Moyo Abiona, a member of the first black female-led football podcast in England, the Goal Diggers, said that although she was disappointed to hear the statistics, she was not at all surprised.

She said: “My personal experience was good when I attended Manchester United games at Old Trafford.

“But from what friends who attend football games have told me, it’s no surprise that people actively reflect on racial abuse they may hear or see before attending a football game. soccer.”

“Ethnic minorities must weigh the decision to attend football matches or watch them at a screening where the majority of people will be of black or minority background.

“Niche groups like podcasts, or predominantly black or Asian organizations, are doing more live screenings so people from those communities can feel more welcome in a place and have a sense of belonging.”

For things to improve, Abiona said the landscape of football in general needs to change, but acknowledges it can be difficult in areas where there is a lack of diversity.

She added: “When I went to an Arsenal game I never felt like I belonged as there are a lot of black players at Arsenal and the club is located in North London. , which has a strong black community.

“But if I were to go to a Burnley game, for example, I might not feel as comfortable given that there is a lack of black and diverse presence within the fanbase. “

Justin Charles, who regularly attends Arsenal matches, spoke of an awkward experience when he and a number of black colleagues sat in the hospitality box seats at St Mary’s Stadium in Southampton.

He said: “I personally haven’t been abused, but when I attended that game I felt very uncomfortable.

“There were about 20-25 of us, we were all black and when we approached our seats we received very embarrassed looks from a number of white fans in the regular seats.

“They looked shocked at how many black people they had seen and it was almost like they were surprised that we were sitting in hospitality seats and while we were watching the game they kept on telling us to look at.

“I didn’t feel comfortable at all”

Charles echoed Abiona’s sense of being comfortable attending Arsenal games due to the diversity of fans and said it’s usually the London clubs or big six clubs where you see that.

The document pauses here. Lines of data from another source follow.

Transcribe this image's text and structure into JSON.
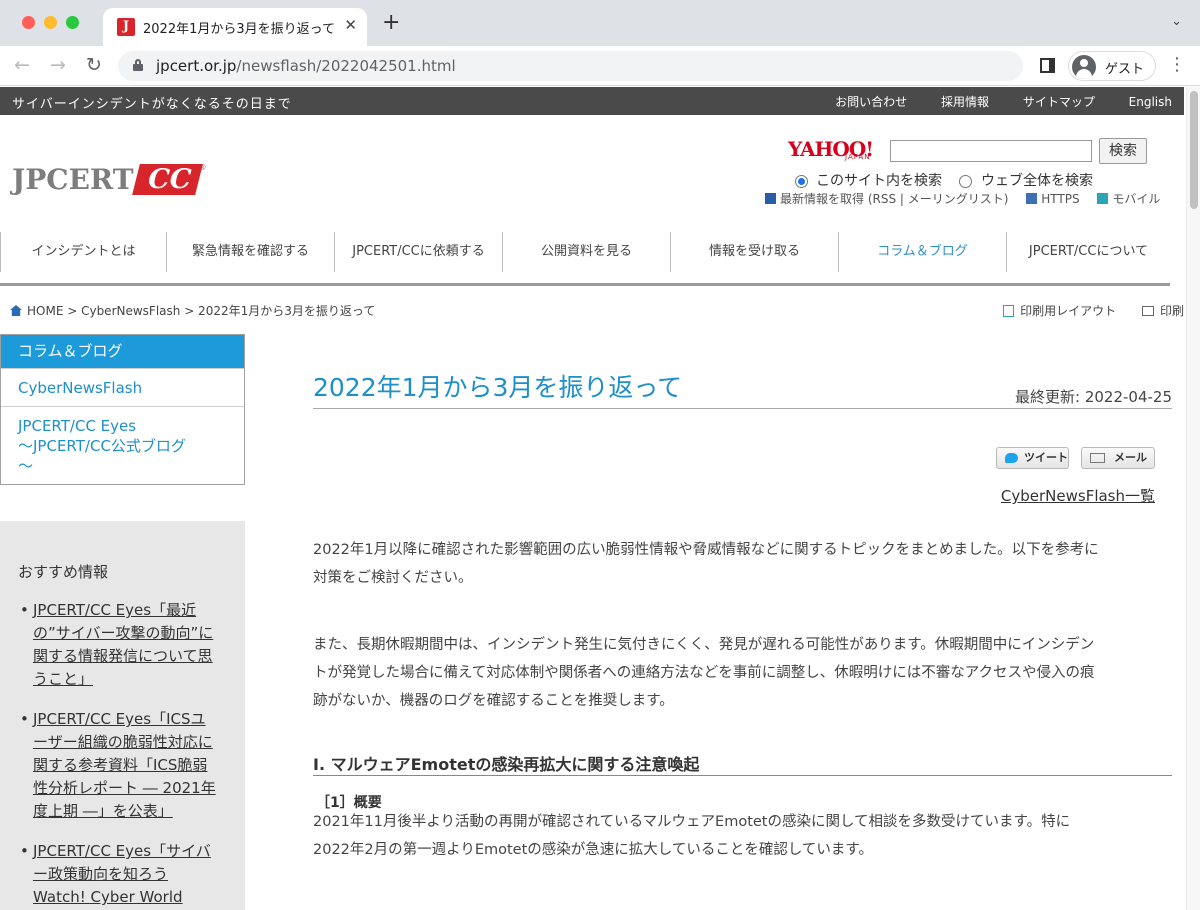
{
  "browser": {
    "tab_title": "2022年1月から3月を振り返って",
    "tab_favicon": "J",
    "url_host": "jpcert.or.jp",
    "url_path": "/newsflash/2022042501.html",
    "profile_label": "ゲスト"
  },
  "topbar": {
    "tagline": "サイバーインシデントがなくなるその日まで",
    "links": [
      "お問い合わせ",
      "採用情報",
      "サイトマップ",
      "English"
    ]
  },
  "logo": {
    "text": "JPCERT",
    "cc": "CC",
    "reg": "®"
  },
  "search": {
    "yahoo": "YAHOO!",
    "yahoo_sub": "JAPAN",
    "button": "検索",
    "option_site": "このサイト内を検索",
    "option_web": "ウェブ全体を検索"
  },
  "mini_links": {
    "rss": "最新情報を取得 (RSS | メーリングリスト)",
    "https": "HTTPS",
    "mobile": "モバイル"
  },
  "nav": [
    "インシデントとは",
    "緊急情報を確認する",
    "JPCERT/CCに依頼する",
    "公開資料を見る",
    "情報を受け取る",
    "コラム＆ブログ",
    "JPCERT/CCについて"
  ],
  "breadcrumb": "HOME > CyberNewsFlash > 2022年1月から3月を振り返って",
  "print": {
    "layout": "印刷用レイアウト",
    "print": "印刷"
  },
  "sidebar": {
    "heading": "コラム＆ブログ",
    "link1": "CyberNewsFlash",
    "link2": "JPCERT/CC Eyes",
    "link2b": "～JPCERT/CC公式ブログ",
    "link2c": "～",
    "recommend_title": "おすすめ情報",
    "recommend": [
      {
        "l1": "JPCERT/CC Eyes「最近",
        "l2": "の”サイバー攻撃の動向”に",
        "l3": "関する情報発信について思",
        "l4": "うこと」"
      },
      {
        "l1": "JPCERT/CC Eyes「ICSユ",
        "l2": "ーザー組織の脆弱性対応に",
        "l3": "関する参考資料「ICS脆弱",
        "l4": "性分析レポート ― 2021年",
        "l5": "度上期 ―」を公表」"
      },
      {
        "l1": "JPCERT/CC Eyes「サイバ",
        "l2": "ー政策動向を知ろう",
        "l3": "Watch! Cyber World"
      }
    ]
  },
  "article": {
    "title": "2022年1月から3月を振り返って",
    "updated": "最終更新: 2022-04-25",
    "tweet": "ツイート",
    "mail": "メール",
    "list_link": "CyberNewsFlash一覧",
    "p1a": "2022年1月以降に確認された影響範囲の広い脆弱性情報や脅威情報などに関するトピックをまとめました。以下を参考に",
    "p1b": "対策をご検討ください。",
    "p2a": "また、長期休暇期間中は、インシデント発生に気付きにくく、発見が遅れる可能性があります。休暇期間中にインシデン",
    "p2b": "トが発覚した場合に備えて対応体制や関係者への連絡方法などを事前に調整し、休暇明けには不審なアクセスや侵入の痕",
    "p2c": "跡がないか、機器のログを確認することを推奨します。",
    "section": "I. マルウェアEmotetの感染再拡大に関する注意喚起",
    "sub": "［1］概要",
    "p3a": "2021年11月後半より活動の再開が確認されているマルウェアEmotetの感染に関して相談を多数受けています。特に",
    "p3b": "2022年2月の第一週よりEmotetの感染が急速に拡大していることを確認しています。"
  }
}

He added: “Going to Arsenal I never felt uncomfortable or out of place. Even when I went to Selhurst Park to watch a Palace game, their stadium is at the heart of a very diversity of south London and I felt more included.

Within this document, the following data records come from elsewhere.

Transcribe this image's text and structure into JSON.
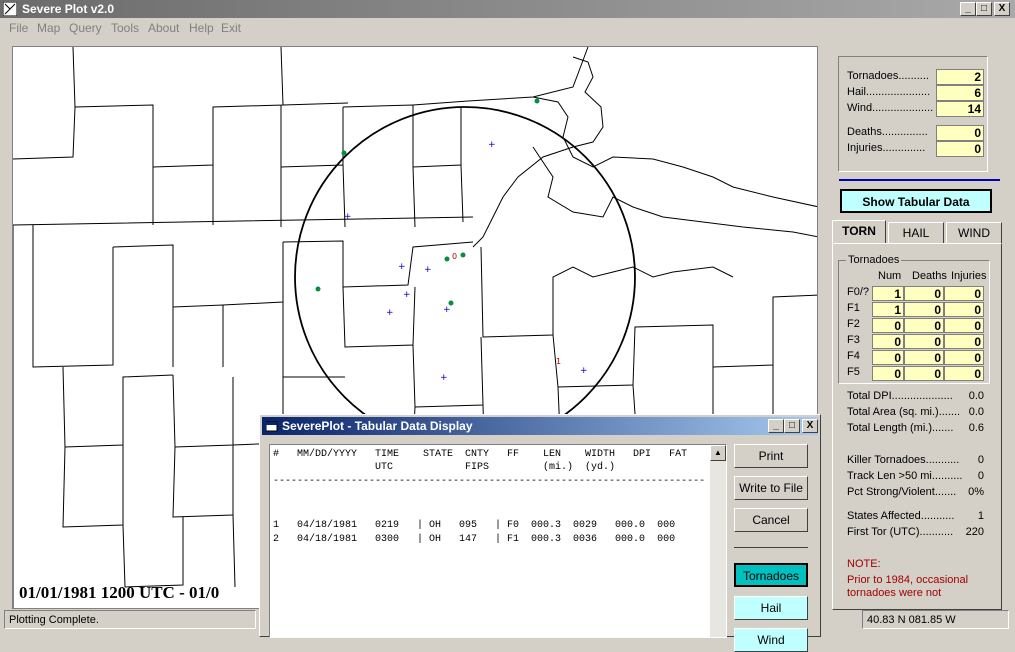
{
  "window": {
    "title": "Severe Plot v2.0",
    "min": "_",
    "max": "□",
    "close": "X"
  },
  "menu": [
    "File",
    "Map",
    "Query",
    "Tools",
    "About",
    "Help",
    "Exit"
  ],
  "map": {
    "date_text": "01/01/1981 1200 UTC - 01/0",
    "labels": [
      "0",
      "1"
    ]
  },
  "status": {
    "left": "Plotting Complete.",
    "coords": "40.83 N  081.85 W",
    "mid": ""
  },
  "summary": {
    "rows": [
      {
        "label": "Tornadoes..........",
        "value": "2"
      },
      {
        "label": "Hail.....................",
        "value": "6"
      },
      {
        "label": "Wind....................",
        "value": "14"
      },
      {
        "label": "Deaths...............",
        "value": "0"
      },
      {
        "label": "Injuries..............",
        "value": "0"
      }
    ]
  },
  "show_tabular": "Show Tabular Data",
  "tabs": [
    "TORN",
    "HAIL",
    "WIND"
  ],
  "torn": {
    "group": "Tornadoes",
    "headers": [
      "Num",
      "Deaths",
      "Injuries"
    ],
    "rows": [
      {
        "label": "F0/?",
        "num": "1",
        "deaths": "0",
        "inj": "0"
      },
      {
        "label": "F1",
        "num": "1",
        "deaths": "0",
        "inj": "0"
      },
      {
        "label": "F2",
        "num": "0",
        "deaths": "0",
        "inj": "0"
      },
      {
        "label": "F3",
        "num": "0",
        "deaths": "0",
        "inj": "0"
      },
      {
        "label": "F4",
        "num": "0",
        "deaths": "0",
        "inj": "0"
      },
      {
        "label": "F5",
        "num": "0",
        "deaths": "0",
        "inj": "0"
      }
    ],
    "stats": [
      {
        "label": "Total DPI....................",
        "value": "0.0"
      },
      {
        "label": "Total Area (sq. mi.).......",
        "value": "0.0"
      },
      {
        "label": "Total Length (mi.).......",
        "value": "0.6"
      },
      {
        "label": "Killer Tornadoes...........",
        "value": "0"
      },
      {
        "label": "Track Len >50 mi..........",
        "value": "0"
      },
      {
        "label": "Pct Strong/Violent.......",
        "value": "0%"
      },
      {
        "label": "States Affected...........",
        "value": "1"
      },
      {
        "label": "First Tor (UTC)...........",
        "value": "220"
      }
    ],
    "note_title": "NOTE:",
    "note_lines": [
      "Prior to 1984, occasional",
      "tornadoes were not"
    ]
  },
  "dialog": {
    "title": "SeverePlot - Tabular Data Display",
    "header1": "#   MM/DD/YYYY   TIME    STATE  CNTY   FF    LEN    WIDTH   DPI   FAT",
    "header2": "                 UTC            FIPS         (mi.)  (yd.)",
    "rule": "------------------------------------------------------------------------------",
    "rows": [
      "1   04/18/1981   0219   | OH   095   | F0  000.3  0029   000.0  000",
      "2   04/18/1981   0300   | OH   147   | F1  000.3  0036   000.0  000"
    ],
    "buttons": [
      "Print",
      "Write to File",
      "Cancel"
    ],
    "type_buttons": [
      "Tornadoes",
      "Hail",
      "Wind"
    ]
  },
  "colors": {
    "tornadoes_btn": "#00c0c0",
    "hail_btn": "#c0ffff",
    "summary_cell": "#ffffc0",
    "note": "#a00000"
  }
}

“However, in smaller towns in England where there are few or no black people, I probably wouldn’t feel comfortable attending games there.

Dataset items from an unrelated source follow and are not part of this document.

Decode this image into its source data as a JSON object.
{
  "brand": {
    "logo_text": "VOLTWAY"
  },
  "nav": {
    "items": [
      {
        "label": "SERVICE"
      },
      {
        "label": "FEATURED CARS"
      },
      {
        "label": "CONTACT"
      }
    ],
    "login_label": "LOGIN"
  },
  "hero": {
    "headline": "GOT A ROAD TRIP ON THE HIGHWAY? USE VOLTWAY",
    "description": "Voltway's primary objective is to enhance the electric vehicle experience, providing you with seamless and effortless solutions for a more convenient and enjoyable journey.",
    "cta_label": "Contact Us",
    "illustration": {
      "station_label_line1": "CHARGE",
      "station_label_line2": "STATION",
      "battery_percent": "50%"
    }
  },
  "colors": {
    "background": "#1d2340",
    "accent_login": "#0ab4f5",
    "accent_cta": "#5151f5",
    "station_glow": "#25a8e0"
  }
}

“It was obvious when I went to Southampton.”

Another Arsenal regular, Louison Malanda, has mentioned that racism is something he regularly thinks about due to the recent notable instances in football over the past two years.

He said: “There have been notable incidents of racism towards high-profile players such as Raheem Sterling and Saka, and that only underscores the racial hostilities that still exist in this country.

“It’s unfortunate, but that’s the reality of English football these days.”

When asked what could be done to end the abuse, Malanda said education and awareness was important, but stressed it couldn’t go any further.

He added, “Raising awareness and educating fans on what is right is important. However, we have seen some people express their annoyance at players who keep taking the knee as they feel it loses its purpose.

“It almost seems like taking the knee is white noise for what should happen before the game with no action coming from it.

“Also, a lot of the abuse we see these days comes from troll social media accounts where people know racial abuse is wrong but say those nasty things because they think they can get attention without be found.”

All three acknowledge that football is getting better for the traditional black fan, but realize there is still a long way to go to make fans from all communities feel welcome in the sport.